GENRE: London bad-lad crime spree
THE PITCH: Small-time crooks One Two (300's Gerard Butler) and Mumbles ("The Wire's" Idris Elba) get caught up in complex heists and double-crosses involving missing rock star Johnny Quid (Toby Kebbell), crooked real estate fixer Lenny Cole (Tom Wilkinson) and a Russian kingpin's lucky painting.
MONEY SHOTS: Narrator and right-hand man Archy (Body of Lies's Mark Strong) demonstrates how to slap an underling. One Two and posh bad-girl accountant Stella (Thandie Newtown) dance with hilarious ineptitude. A stick-up includes a car crash, a brawl in a sporting goods store, and a chase on foot involving multiple parties.
BEST LINE: "If the slaps don't work, you cut 'em or pay 'em. But you keep the receipts, 'cause this ain't the Mafia," instructs Archy in a prime example of director Guy Ritchie's slangy gangspeak.
WORST LINE: "For a marriage of convenience, this can be quite inconvenient," intones Stella, suggesting that elegant banter is not Ritchie's strong suit.
BODY COUNT: No more than eight deaths, which is remarkably low for such a film. Not counting a torture scene involving some crayfish, the first major act of violence (Quid assaults a bouncer with a pencil) comes a full hour into the movie.
MP3-TO-BE: As you'd expect from a film called RocknRolla, the soundtrack thrums with crunchy guitars. The Subways perform "Rock & Roll Queen" during the bouncer fight. Quid lipsynchs to the Clash's "Bankrobber," inspiring a character-defining flashback. Ritchie memorably uses Lou Reed's "The Gun," Wanda Jackson's "Funnel of Love" and too many others to count.
FLESH FACTOR: Ritchie seems much less interested in sex than drugs and rock 'n' roll. There's a quick buffalo shot at the crooks' club. We see some kinky underwear, but little skin, at a posh party. Ritchie dramatizes One Two and Stella's hook-up through a series of hilariously short close-ups of moaning faces, zippers and post-coital cigarettes.
POP REFERENCES: One Two and Mumbles belong to a crew called "The Wild Bunch," after the Sam Peckinpah movie.

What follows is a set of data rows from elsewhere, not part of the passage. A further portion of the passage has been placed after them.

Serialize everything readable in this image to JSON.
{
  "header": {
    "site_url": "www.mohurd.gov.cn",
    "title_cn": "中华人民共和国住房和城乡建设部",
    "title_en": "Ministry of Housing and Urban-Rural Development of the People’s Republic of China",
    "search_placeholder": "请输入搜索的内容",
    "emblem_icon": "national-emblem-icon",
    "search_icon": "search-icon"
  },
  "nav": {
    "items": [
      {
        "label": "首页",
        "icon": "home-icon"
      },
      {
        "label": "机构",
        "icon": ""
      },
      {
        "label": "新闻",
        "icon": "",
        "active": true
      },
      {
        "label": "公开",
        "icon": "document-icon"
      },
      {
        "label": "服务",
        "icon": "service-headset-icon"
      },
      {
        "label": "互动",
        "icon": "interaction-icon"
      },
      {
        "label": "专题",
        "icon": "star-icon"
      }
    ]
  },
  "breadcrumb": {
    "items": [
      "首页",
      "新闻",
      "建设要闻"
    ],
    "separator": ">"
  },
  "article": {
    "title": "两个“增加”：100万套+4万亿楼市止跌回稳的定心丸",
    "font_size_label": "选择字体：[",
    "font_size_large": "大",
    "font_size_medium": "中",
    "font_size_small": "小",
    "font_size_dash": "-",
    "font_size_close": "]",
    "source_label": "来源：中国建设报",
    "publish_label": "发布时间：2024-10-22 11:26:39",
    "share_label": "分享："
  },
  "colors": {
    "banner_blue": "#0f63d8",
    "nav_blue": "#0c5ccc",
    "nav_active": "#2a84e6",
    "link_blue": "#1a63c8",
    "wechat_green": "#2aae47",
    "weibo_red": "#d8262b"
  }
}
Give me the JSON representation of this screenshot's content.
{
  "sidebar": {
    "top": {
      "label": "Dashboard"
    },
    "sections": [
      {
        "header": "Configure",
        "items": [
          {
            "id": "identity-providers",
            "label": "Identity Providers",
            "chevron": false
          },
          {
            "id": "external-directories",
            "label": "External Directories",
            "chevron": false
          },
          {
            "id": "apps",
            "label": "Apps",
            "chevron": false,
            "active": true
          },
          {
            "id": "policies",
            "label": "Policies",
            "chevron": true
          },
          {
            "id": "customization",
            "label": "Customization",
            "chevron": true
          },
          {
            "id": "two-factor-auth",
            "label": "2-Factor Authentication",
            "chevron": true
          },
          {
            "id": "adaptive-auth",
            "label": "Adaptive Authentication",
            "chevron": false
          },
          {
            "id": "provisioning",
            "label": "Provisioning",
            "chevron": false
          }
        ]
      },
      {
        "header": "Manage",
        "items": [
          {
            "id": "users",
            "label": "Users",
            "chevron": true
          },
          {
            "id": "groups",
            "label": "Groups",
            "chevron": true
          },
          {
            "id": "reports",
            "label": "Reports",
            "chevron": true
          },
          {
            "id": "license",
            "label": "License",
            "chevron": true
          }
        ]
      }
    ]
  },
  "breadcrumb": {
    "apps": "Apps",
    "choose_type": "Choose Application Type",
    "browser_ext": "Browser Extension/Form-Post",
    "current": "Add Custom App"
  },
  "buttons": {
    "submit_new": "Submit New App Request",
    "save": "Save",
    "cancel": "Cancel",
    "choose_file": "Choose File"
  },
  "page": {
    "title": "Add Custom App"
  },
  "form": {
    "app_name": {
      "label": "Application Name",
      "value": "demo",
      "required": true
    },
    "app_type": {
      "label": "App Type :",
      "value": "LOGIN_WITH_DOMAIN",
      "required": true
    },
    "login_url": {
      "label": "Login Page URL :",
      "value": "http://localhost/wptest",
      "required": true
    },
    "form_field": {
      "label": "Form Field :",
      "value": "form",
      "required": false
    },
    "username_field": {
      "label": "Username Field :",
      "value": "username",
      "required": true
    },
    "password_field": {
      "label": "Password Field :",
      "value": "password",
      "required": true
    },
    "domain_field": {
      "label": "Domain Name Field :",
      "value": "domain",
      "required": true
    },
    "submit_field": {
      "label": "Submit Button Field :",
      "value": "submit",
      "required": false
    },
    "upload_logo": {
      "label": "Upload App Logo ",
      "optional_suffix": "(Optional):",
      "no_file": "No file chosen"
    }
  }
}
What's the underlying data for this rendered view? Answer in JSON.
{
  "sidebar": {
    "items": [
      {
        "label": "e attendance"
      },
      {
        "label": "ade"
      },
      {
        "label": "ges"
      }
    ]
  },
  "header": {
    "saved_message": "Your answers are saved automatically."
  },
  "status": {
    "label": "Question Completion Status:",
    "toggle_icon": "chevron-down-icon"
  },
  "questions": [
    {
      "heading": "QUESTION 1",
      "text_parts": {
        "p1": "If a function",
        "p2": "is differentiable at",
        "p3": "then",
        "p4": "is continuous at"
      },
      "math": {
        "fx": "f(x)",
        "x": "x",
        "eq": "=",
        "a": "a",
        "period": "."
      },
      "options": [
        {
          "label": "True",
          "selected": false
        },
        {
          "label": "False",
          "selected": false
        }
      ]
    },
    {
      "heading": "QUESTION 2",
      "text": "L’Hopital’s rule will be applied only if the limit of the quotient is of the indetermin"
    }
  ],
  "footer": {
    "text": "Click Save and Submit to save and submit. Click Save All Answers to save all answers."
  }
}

A fence watches stuffy British films such as The Remains of the Day in his car. An unstoppable Russian leaps onto a getaway car, driving knives through roof, reminiscent of Terminator 2. The title could refer to The Road Warrior's bad guy, the Lord Humungous, a.k.a. the "Ayatollah of Rock-n-rolla."
BETTER THAN RITCHIE'S OTHER FILMS? A qualified "no." Lock, Stock and Two Smoking Barrels and Snatch are nearly undistinguishable from RocknRolla as twisty, breakneck-paced crime stories with lots of attitude and little interest in characterization. Rocknrolla might be the most confident, but Snatch has a smidgen more humor and heart.
THE BOTTOM LINE: Both comeback and throwback, Ritchie's RocknRolla compellingly lays out the new London's criminal foundation, but undermines the real-world themes with pretentious speeches about addiction and the rock lifestyle. It's still funny, flashy and entertaining, and brings to mind a Woody Allen quote from Love and Death, "As empty experiences go, it's one of the best."